Mercurio

Mercurio, uno de los dioses romanos más importantes aún cuando no formaba parte del panteón romano hasta el año a.C. en el siglo III a.C., cuando se inició un proceso de reconciliación entre las doctrinas griega y romana siendo reconocido como Mercurio el dios del comercio.

Mercurio

El dios romano Mercurio n no sólo era el dios del comercio, sino también reconocido como el protector de los comerciantes, viajeros, pastores y de todos aquellos cuyo trabajo estaba relacionado con el comercio y la manipulación de mercancías, de hecho su nombre proviene del latín “merx” que significa mercancía.

Su origen

Mercurio hijo de Júpiter, la mayor deidad de la mitología romana y de la ninfa maya, su nacimiento fue presentado en el monte Cileno, fue criado por las estaciones, en Grecia se le conoce como Hermes, esta deidad fue el mensajero de los dioses, suele estar representado por un joven desnudo con alas y sandalias.
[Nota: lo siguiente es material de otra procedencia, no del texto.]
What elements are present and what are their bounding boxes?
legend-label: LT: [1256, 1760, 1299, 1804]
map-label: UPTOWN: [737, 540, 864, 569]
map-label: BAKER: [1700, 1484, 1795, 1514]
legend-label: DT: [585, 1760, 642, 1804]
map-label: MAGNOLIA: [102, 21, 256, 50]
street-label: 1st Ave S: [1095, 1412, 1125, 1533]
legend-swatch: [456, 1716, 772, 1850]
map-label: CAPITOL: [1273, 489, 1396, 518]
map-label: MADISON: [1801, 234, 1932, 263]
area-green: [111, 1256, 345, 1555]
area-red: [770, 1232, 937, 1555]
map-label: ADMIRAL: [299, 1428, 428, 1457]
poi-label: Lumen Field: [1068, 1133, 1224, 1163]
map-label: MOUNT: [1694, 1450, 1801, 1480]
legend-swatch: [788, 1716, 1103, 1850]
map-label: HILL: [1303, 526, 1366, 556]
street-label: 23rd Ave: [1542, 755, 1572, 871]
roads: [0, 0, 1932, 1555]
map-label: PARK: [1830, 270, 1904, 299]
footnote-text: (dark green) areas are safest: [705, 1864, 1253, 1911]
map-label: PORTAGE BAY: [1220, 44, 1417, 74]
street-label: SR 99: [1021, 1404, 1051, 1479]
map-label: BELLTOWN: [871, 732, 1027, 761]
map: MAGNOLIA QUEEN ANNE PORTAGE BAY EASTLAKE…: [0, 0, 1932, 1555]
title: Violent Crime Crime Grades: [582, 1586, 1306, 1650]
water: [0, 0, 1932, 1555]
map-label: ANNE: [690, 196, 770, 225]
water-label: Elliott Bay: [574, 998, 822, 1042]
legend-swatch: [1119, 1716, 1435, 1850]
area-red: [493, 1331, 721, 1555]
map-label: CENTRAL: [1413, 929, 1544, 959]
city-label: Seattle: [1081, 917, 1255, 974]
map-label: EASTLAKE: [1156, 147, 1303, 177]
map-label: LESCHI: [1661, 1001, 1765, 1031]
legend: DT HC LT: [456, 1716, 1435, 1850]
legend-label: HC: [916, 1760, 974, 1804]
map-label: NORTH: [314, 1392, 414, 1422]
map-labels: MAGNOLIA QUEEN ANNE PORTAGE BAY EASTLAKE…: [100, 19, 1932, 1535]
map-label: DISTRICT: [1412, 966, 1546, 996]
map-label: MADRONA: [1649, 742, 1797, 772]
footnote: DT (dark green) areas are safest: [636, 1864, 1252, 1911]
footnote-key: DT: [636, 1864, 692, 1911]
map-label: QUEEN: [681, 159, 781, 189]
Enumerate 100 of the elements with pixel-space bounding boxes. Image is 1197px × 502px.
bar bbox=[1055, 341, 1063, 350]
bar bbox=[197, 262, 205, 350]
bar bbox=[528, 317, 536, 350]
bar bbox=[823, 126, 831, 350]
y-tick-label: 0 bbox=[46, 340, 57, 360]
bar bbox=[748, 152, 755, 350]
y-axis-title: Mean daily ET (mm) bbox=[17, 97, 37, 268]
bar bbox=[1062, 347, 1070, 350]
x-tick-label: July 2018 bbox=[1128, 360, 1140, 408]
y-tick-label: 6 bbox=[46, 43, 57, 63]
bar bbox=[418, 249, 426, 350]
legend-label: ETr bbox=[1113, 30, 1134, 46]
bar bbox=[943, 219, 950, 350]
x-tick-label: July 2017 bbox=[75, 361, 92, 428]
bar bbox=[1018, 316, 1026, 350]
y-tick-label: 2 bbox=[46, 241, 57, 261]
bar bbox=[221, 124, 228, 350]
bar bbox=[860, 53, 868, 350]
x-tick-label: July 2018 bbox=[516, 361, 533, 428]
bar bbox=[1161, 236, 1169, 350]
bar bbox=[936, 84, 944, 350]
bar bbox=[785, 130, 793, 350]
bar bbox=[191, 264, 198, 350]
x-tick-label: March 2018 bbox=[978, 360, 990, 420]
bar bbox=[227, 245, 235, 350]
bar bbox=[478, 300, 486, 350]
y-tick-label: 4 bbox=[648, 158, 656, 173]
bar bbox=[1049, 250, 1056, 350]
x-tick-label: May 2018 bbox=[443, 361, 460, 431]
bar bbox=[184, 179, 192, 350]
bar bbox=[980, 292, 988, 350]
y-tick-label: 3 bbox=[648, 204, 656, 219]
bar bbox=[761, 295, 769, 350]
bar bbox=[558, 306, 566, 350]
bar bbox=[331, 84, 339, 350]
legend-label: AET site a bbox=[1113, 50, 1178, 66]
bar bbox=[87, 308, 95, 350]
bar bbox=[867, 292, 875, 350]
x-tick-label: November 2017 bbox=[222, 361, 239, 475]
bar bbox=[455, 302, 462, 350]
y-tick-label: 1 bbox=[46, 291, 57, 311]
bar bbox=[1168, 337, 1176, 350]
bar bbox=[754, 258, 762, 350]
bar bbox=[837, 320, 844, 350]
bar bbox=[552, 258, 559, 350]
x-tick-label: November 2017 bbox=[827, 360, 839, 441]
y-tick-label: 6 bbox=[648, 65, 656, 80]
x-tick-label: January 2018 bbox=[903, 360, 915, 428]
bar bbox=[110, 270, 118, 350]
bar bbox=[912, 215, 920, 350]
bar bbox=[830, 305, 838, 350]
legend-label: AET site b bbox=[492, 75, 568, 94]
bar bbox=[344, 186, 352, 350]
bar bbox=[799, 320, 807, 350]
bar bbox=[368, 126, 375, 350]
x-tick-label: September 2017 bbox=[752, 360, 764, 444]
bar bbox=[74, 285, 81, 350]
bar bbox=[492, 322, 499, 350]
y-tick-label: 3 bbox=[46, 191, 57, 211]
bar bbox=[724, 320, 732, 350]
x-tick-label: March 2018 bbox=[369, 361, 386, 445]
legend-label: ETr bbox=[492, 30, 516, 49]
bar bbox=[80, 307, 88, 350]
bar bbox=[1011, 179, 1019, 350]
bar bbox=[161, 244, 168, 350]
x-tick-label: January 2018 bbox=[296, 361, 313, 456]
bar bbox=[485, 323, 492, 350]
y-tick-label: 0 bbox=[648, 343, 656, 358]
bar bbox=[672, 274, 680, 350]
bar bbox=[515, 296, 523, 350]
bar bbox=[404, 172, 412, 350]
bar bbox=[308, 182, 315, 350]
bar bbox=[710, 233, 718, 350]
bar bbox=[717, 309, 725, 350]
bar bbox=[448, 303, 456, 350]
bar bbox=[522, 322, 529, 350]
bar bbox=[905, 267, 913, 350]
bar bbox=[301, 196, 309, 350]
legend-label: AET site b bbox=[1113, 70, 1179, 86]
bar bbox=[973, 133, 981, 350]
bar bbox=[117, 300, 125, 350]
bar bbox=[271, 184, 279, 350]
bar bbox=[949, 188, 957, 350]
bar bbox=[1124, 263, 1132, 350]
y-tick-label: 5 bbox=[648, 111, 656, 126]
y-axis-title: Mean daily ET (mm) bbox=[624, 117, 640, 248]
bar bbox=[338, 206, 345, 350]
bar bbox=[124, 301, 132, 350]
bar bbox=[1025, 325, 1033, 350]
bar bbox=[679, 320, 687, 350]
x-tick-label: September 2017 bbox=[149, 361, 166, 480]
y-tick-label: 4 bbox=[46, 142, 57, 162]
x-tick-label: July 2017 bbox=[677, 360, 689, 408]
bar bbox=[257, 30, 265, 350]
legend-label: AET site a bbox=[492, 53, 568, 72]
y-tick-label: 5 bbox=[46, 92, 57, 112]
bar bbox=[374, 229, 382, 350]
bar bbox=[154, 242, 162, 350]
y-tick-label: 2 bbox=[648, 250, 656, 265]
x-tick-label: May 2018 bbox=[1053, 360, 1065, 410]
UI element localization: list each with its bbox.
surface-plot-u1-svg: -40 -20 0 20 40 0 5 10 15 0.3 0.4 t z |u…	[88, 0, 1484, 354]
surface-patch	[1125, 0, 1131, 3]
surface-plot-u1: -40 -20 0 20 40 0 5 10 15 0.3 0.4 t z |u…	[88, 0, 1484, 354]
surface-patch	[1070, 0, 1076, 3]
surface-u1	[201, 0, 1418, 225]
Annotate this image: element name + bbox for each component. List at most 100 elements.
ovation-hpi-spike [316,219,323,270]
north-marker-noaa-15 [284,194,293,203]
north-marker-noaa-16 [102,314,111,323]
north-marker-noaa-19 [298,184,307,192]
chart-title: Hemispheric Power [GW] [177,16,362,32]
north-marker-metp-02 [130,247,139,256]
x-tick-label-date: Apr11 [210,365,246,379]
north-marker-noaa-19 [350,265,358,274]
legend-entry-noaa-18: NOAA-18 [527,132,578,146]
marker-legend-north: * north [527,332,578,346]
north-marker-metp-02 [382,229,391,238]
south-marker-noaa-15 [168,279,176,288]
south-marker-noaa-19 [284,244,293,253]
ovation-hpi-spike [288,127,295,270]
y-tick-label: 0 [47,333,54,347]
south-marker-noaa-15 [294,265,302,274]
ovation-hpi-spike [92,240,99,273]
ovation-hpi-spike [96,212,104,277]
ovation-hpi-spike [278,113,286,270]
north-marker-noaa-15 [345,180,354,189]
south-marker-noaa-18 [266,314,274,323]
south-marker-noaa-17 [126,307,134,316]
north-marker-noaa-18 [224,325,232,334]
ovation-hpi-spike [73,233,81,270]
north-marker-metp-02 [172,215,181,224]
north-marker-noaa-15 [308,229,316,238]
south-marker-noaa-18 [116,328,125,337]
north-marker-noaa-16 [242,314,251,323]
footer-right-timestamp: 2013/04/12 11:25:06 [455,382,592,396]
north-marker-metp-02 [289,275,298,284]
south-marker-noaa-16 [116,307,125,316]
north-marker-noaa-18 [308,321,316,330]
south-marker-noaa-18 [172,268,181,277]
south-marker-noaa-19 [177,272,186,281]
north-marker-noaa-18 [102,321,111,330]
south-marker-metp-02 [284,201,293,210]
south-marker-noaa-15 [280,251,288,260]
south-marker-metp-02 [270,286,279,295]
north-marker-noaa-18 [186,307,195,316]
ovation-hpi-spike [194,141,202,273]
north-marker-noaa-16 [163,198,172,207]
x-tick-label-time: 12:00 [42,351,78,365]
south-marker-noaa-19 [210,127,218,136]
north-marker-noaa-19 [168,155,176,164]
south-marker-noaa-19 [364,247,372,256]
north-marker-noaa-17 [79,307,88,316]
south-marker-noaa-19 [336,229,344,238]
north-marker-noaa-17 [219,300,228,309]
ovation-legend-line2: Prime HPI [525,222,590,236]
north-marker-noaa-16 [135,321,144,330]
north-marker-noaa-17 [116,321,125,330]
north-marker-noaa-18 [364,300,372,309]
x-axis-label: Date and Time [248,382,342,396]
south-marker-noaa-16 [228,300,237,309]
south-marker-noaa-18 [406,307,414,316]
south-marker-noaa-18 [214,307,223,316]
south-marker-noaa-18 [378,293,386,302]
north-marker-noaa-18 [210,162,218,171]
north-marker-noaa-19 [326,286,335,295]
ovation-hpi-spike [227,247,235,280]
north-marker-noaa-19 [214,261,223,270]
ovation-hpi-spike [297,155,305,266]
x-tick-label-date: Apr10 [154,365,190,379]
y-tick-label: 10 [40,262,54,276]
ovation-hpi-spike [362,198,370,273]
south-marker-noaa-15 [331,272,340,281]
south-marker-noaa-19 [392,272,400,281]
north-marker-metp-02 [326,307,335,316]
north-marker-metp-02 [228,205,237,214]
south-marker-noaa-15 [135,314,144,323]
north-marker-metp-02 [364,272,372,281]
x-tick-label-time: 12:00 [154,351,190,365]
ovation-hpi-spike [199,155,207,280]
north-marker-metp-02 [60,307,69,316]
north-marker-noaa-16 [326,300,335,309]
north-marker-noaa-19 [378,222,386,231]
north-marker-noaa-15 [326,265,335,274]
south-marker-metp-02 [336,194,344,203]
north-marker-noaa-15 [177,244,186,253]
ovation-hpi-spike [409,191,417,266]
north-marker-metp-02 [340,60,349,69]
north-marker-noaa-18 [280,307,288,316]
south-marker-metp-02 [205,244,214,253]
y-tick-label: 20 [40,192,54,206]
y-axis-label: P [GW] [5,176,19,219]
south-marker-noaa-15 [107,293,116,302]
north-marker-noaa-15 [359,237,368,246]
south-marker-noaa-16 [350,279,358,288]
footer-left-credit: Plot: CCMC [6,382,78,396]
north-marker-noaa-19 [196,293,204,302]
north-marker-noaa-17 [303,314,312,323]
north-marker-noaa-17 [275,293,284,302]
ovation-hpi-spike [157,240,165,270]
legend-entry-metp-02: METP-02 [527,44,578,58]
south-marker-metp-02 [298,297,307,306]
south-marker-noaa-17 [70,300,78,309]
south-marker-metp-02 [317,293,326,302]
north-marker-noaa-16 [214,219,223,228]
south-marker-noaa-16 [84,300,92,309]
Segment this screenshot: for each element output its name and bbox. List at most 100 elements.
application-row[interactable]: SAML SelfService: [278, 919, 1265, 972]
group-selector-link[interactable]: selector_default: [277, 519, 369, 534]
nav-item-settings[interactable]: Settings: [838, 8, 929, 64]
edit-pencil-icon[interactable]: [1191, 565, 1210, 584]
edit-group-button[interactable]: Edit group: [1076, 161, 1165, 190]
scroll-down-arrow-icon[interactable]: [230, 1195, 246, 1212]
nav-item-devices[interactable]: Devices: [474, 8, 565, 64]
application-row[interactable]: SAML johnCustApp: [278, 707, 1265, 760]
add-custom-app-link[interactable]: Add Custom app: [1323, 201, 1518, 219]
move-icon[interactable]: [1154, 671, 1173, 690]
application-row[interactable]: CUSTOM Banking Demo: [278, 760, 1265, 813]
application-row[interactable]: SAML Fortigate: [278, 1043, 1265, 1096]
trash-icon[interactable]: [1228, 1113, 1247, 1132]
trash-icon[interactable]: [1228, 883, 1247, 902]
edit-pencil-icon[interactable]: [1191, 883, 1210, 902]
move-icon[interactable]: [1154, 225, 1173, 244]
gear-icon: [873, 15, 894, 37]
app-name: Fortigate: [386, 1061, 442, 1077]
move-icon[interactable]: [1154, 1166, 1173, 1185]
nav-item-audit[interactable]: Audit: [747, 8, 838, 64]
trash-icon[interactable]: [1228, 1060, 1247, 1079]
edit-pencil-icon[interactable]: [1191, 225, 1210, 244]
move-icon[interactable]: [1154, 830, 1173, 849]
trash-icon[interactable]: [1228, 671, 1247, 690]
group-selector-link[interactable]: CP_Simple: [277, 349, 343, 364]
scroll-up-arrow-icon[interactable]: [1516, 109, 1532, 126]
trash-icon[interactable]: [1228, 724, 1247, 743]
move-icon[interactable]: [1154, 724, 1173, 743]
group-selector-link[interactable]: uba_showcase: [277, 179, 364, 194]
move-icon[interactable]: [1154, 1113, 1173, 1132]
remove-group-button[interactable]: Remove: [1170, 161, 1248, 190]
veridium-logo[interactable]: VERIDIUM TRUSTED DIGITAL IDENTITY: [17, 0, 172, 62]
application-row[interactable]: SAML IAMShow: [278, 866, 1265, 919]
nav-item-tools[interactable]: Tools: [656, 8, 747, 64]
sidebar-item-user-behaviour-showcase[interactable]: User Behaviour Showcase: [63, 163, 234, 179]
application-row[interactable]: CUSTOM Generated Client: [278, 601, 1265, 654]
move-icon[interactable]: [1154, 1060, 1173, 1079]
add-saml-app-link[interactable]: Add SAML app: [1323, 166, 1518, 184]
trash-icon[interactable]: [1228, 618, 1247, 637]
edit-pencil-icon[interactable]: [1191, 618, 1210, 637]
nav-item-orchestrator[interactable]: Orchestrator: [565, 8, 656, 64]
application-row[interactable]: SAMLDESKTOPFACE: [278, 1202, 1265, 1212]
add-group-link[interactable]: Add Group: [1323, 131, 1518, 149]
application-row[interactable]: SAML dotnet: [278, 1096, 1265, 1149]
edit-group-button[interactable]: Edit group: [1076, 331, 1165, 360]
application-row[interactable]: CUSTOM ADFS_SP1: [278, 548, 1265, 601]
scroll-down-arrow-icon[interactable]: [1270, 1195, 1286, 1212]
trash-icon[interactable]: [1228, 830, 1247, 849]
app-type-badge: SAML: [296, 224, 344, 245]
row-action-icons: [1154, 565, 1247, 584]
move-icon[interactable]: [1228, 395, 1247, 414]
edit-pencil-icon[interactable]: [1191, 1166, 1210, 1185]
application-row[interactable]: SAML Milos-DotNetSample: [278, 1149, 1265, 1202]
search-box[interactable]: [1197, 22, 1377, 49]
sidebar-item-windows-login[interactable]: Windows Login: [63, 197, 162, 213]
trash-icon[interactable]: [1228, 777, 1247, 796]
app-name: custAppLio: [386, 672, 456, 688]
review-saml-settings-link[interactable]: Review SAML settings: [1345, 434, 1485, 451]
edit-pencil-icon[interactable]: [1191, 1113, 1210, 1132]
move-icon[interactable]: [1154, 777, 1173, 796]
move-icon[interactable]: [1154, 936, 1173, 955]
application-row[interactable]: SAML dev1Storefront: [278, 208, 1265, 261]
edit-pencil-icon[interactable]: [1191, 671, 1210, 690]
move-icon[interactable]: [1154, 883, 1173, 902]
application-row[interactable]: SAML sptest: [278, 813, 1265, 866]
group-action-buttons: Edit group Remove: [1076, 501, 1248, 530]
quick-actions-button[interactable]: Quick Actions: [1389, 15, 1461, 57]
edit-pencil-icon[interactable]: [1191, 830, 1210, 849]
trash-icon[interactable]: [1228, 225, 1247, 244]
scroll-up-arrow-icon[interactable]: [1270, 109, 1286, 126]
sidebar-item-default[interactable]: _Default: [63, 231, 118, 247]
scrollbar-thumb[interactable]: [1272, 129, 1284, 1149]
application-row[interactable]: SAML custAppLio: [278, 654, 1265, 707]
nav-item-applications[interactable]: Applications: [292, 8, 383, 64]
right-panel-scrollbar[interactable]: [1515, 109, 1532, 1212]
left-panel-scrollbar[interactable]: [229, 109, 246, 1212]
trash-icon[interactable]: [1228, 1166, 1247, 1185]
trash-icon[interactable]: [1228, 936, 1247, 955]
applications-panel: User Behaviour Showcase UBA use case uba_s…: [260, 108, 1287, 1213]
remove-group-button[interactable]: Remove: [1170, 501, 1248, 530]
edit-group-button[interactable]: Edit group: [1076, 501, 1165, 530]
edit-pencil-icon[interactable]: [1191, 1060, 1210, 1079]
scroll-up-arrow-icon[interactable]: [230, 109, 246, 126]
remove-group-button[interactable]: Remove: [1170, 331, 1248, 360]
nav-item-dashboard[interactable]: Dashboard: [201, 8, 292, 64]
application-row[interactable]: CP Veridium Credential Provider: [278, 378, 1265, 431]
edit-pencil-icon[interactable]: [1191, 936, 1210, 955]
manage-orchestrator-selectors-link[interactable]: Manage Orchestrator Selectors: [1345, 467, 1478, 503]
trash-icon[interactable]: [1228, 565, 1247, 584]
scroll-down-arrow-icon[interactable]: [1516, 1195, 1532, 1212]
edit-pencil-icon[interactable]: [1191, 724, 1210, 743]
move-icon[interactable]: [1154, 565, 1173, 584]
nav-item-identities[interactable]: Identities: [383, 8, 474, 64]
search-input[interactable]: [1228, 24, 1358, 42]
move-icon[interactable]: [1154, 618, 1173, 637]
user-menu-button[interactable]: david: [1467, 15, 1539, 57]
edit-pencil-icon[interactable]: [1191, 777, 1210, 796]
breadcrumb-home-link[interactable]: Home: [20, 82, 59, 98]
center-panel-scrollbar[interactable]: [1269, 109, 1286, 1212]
Era conocido como un dios con gran astucia y agilidad, también se le atribuye ser el dios de los ladrones, pues robó las flechas de Apolo, el tridente de Neptuno y la espada de Marte. Esta divinidad era traviesa, pero se le encomendaron tareas tales como llevar a las almas al infierno y traerlas de vuelta al mundo cuando regresaban a habitar otros cuerpos.

Culto

Aunque este dios fue incorporado mucho más tarde en el panteón romano, en la sociedad romana había una fiesta o culto dedicado al dios del comercio, cada 15 de mayo de cada año llamado mercuralia.

Aquel día, los mercaderes y mercaderes realizaron una especie de ritual en el que sumergieron sus cabezas en la fuente sagrada de Mercurio, con la firme convicción de que obtendrían la sabiduría para triunfar, la prosperidad y la abundancia en los negocios.